In the wake of the Gulf Cooperation Council (GCC) countries agreeing to introduce value added tax (VAT) in January 2018, the local IT channel has said the delay in publishing VAT legislation and guidelines is hampering their businesses software preparedness.
It is expected that the UAE and few other GCC countries will implement VAT with effect from 1 January 2018 and the rest within 1 January 2019. Though VAT has been implemented in more than 150 countries across the world, it is different in its impact and operationalisation in every country.
Aaron White, regional director, Sage Middle East said one of the important milestones in the transition process of VAT is the publishing of the legislation by the government. White said along with this, the government is also expected to release various guidelines and other documentation which is extremely helpful in starting the preparation of the software preparedness.

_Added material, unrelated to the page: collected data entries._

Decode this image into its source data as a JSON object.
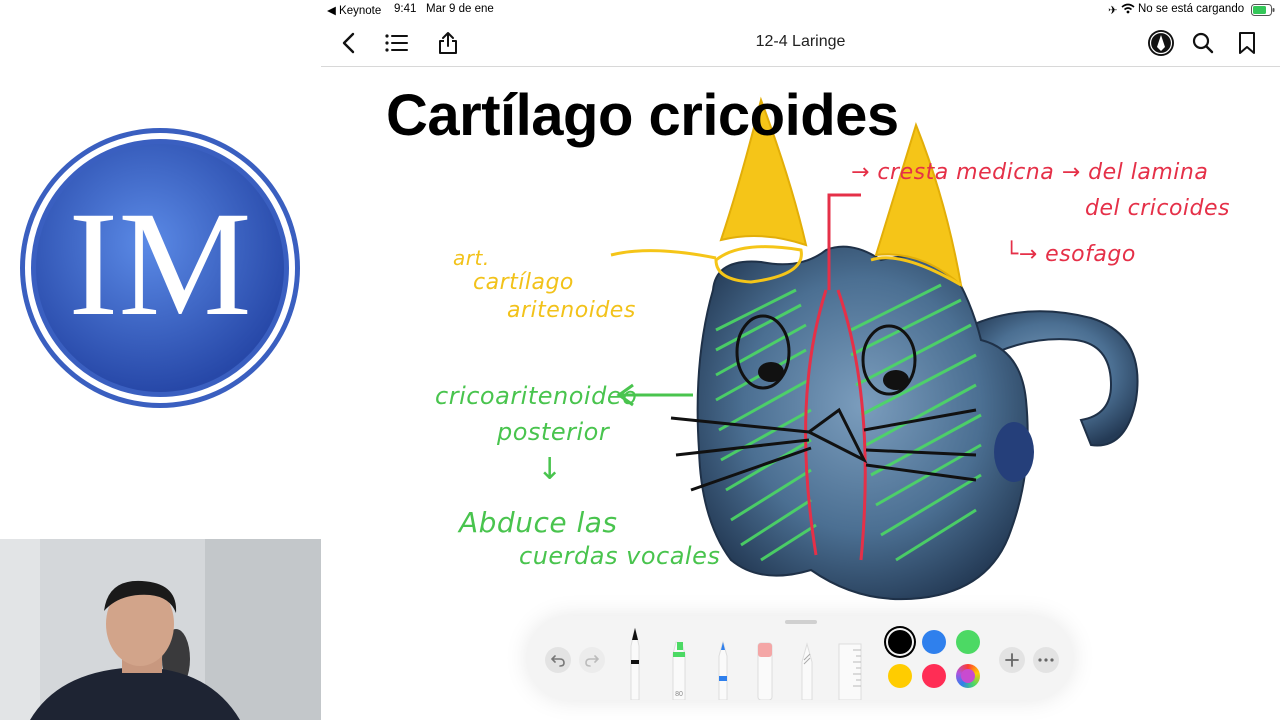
{
  "colors": {
    "logo_blue": "#3d6fd0",
    "annotation_yellow": "#f2c21a",
    "annotation_green": "#49c44e",
    "annotation_red": "#e53048",
    "cartilage_blue": "#4a6f93"
  },
  "logo": {
    "text": "IM"
  },
  "webcam": {
    "description_icon": "presenter-video-icon"
  },
  "status_bar": {
    "back_app": "◀ Keynote",
    "time": "9:41",
    "date": "Mar 9 de ene",
    "battery_text": "No se está cargando"
  },
  "nav": {
    "title": "12-4 Laringe",
    "back_icon": "chevron-left-icon",
    "list_icon": "list-icon",
    "share_icon": "share-icon",
    "markup_icon": "pen-circle-icon",
    "search_icon": "search-icon",
    "bookmark_icon": "bookmark-icon"
  },
  "slide": {
    "title": "Cartílago cricoides"
  },
  "annotations": {
    "yellow_1": "art.",
    "yellow_2": "cartílago",
    "yellow_3": "aritenoides",
    "green_1": "cricoaritenoideo",
    "green_2": "posterior",
    "green_arrow": "↓",
    "green_3": "Abduce las",
    "green_4": "cuerdas vocales",
    "red_1": "→ cresta medicna → del lamina",
    "red_2": "del cricoides",
    "red_3": "└→ esofago"
  },
  "toolbar": {
    "undo_icon": "undo-icon",
    "redo_icon": "redo-icon",
    "tools": [
      "pen",
      "marker",
      "pencil-blue",
      "eraser",
      "lasso",
      "ruler"
    ],
    "marker_width": "80",
    "swatches": [
      "#000000",
      "#2f80ed",
      "#4cd964",
      "#ffcc00",
      "#ff2d55",
      "multicolor"
    ],
    "add_icon": "plus-icon",
    "more_icon": "more-icon"
  }
}
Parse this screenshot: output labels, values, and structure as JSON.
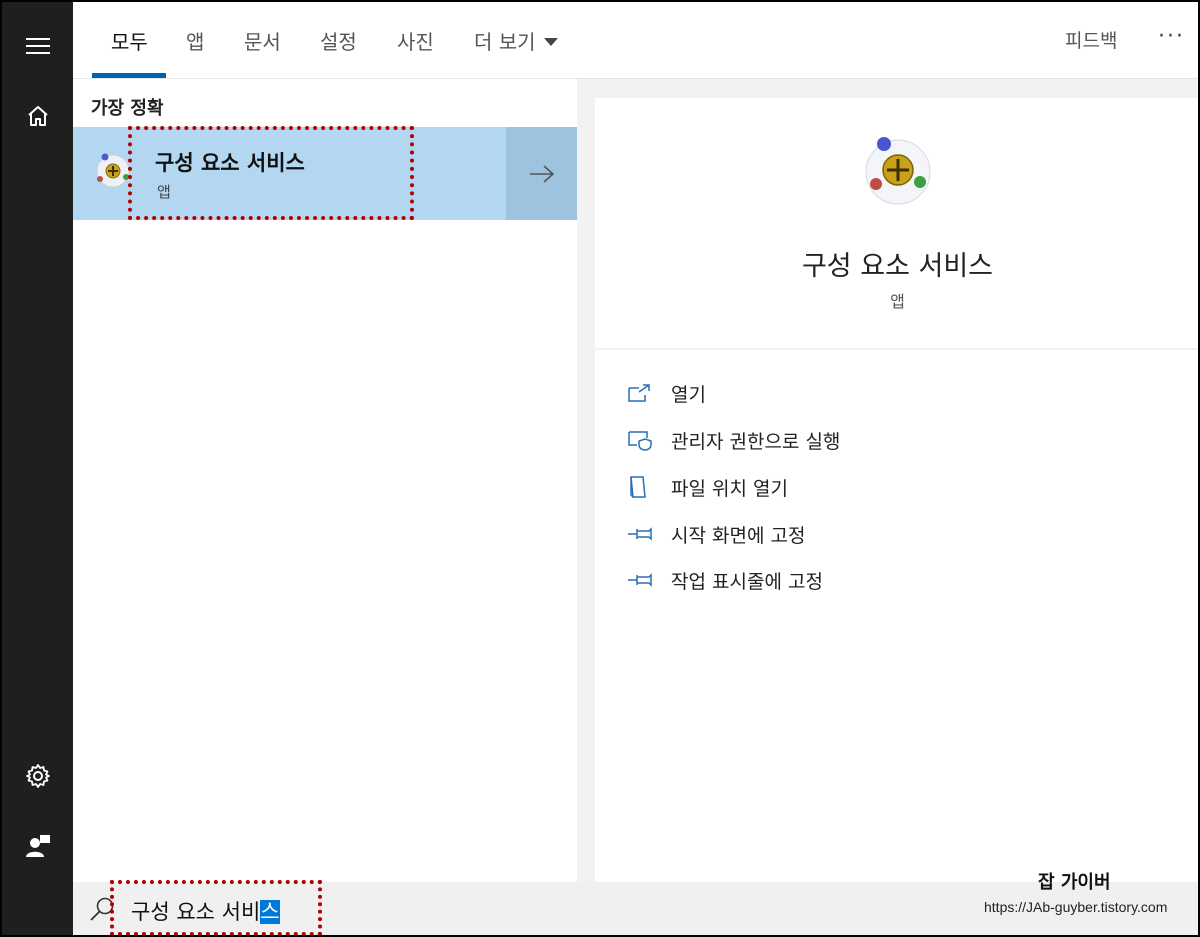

"VAT is a new concept in the GCC with virtually no awareness levels. Therefore, the business and the government needs sufficient staff to be trained and this takes time along with changes required to be made in the processes and IT infrastructure," he said.
White said it takes between 9 to 12 months to make this transition after the legislation is released. "For countries in the GCC intending to implement VAT with effect from 1 January 2018, we would like to see the legislation released as soon as possible. We would also expect that the detailed guidelines are released along with the legislation in order to ensure that the transition process is smooth and without any glitches," he said. "Our strategy is to expand and empower the channel."
He said Sage has planned to expand the channel by recruiting new partners in the entire GCC. "The recruitment process has started for various product segments across the GCC," he said. "Existing enterprise resellers, accounting and audit firms, account processing companies are our targets. We plan to double the channel partners in the ensuing year."